O argentino alcançou mais uma marca histórica e consolidou seu nome entre os maiores de todos os tempos. Mas os números, por si só, já não conseguem explicar Messi. Sua grandeza vai muito além das estatísticas.
O que impressiona é a longevidade. Em uma era de extrema exigência física e competitiva, Messi segue atuando em alto nível quando muitos de seus contemporâneos já penduraram as chuteiras. Poucos atletas na história do esporte conseguiram manter tanta excelência por tanto tempo.
No Barcelona, foi elevado à condição de divindade futebolística. Transformou o clube catalão em palco de sua arte e construiu uma das trajetórias mais brilhantes que o futebol já testemunhou. No PSG, mesmo sem apresentar o brilho que o consagrou na Espanha, mostrou que os gênios sempre encontram um caminho para a eternidade.
E a eternidade veio em 2022.
A conquista da Copa do Mundo pela Argentina encerrou qualquer debate que ainda pudesse existir.
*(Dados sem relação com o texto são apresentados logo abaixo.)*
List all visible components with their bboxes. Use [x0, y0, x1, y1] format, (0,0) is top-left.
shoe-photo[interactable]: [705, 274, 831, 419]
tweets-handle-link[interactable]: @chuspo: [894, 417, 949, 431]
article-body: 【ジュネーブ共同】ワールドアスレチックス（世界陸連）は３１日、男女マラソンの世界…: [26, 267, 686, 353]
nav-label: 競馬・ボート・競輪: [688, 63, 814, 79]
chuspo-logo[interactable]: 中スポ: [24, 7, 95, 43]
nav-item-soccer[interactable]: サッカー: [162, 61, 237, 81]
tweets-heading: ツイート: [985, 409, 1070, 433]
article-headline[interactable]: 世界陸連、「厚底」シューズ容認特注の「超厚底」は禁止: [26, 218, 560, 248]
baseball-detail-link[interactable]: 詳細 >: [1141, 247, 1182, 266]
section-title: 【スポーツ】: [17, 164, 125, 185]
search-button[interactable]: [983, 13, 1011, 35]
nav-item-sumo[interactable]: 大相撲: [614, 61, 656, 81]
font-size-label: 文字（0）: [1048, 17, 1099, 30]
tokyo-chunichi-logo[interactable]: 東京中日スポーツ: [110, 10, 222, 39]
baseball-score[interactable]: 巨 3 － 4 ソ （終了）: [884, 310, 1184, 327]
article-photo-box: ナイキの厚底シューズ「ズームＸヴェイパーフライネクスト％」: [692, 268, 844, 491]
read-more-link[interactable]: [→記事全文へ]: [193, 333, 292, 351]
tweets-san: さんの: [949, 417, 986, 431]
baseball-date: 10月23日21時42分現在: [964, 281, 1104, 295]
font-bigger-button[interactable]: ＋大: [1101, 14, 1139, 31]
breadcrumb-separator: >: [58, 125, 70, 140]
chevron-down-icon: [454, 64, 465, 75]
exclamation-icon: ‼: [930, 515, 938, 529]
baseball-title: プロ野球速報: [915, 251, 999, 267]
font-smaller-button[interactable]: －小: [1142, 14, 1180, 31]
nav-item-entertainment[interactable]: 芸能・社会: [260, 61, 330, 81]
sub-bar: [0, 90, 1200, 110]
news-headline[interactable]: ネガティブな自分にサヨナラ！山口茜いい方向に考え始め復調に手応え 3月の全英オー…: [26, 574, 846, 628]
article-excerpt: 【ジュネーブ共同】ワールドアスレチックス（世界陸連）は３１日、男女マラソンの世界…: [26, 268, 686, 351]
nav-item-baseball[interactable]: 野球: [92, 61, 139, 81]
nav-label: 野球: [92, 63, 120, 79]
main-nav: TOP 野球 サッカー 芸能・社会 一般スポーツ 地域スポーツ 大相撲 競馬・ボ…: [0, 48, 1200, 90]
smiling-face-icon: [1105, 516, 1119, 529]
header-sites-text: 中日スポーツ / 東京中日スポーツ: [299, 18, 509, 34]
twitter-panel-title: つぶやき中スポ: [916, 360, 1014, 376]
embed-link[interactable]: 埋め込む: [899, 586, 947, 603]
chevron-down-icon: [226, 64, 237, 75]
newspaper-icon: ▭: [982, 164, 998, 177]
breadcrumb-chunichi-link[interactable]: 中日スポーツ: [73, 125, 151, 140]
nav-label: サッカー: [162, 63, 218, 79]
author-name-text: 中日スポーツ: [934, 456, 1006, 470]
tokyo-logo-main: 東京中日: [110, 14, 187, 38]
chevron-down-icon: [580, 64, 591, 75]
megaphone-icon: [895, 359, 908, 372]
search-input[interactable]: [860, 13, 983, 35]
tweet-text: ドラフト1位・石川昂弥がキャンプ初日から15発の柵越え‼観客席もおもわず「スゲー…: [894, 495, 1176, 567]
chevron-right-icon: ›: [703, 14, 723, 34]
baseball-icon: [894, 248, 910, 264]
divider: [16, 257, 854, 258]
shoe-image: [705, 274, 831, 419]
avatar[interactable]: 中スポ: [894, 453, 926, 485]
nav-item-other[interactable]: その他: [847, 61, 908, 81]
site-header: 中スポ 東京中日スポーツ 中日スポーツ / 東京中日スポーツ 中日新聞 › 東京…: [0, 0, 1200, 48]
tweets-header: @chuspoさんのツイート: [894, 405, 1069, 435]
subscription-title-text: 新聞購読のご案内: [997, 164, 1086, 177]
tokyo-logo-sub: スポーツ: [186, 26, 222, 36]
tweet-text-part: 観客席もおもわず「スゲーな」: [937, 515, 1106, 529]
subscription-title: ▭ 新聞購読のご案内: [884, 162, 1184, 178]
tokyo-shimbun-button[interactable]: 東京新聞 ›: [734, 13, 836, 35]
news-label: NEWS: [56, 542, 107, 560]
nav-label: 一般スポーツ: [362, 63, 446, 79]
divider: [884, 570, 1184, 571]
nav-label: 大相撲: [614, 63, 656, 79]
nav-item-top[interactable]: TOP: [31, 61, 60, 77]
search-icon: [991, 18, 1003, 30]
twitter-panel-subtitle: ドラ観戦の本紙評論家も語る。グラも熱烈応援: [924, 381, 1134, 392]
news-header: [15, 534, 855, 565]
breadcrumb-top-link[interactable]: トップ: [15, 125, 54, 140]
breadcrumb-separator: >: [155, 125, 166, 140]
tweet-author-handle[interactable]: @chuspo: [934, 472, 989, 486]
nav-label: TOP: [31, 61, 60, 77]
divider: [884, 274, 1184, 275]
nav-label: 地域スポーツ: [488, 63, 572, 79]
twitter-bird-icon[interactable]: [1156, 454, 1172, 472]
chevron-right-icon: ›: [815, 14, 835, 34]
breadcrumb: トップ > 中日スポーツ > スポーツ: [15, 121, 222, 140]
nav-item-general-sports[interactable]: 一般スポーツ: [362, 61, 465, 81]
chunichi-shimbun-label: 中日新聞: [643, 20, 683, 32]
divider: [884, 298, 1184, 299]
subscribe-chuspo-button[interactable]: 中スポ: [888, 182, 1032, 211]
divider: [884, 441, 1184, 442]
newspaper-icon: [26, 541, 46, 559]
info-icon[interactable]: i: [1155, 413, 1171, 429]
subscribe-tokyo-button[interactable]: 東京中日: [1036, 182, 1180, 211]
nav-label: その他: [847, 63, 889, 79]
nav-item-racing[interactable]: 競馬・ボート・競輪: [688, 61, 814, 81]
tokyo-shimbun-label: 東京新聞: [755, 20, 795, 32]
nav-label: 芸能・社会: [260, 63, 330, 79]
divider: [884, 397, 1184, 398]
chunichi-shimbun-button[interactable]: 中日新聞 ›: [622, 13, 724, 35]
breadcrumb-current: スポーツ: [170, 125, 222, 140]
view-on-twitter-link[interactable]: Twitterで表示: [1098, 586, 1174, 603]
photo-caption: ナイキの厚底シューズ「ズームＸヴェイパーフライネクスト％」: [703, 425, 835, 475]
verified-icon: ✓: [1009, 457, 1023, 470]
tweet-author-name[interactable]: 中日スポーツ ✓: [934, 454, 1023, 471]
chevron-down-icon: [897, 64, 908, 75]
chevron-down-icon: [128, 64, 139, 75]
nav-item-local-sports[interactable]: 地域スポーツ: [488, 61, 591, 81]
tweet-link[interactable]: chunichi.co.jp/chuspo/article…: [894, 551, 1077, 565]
Messi levantou o troféu que faltava, carregou seu país ao topo do mundo e escreveu o capítulo definitivo de sua lenda.
Agora, em seu último tango nos palcos mundiais, desfila mais uma vez diante dos olhos privilegiados dos amantes do futebol. Cada toque na bola parece uma despedida lenta e elegante. Cada gol é uma lembrança de que estamos testemunhando algo que talvez não se repita tão cedo.
Somos uma geração de sorte. Não vi Pelé jogar. Não acompanhei suas arrancadas, seus dribles ou seus gols históricos. Mas tive o privilégio de ver Lionel Messi.
E isso, por si só, já é um presente que o futebol nos deu.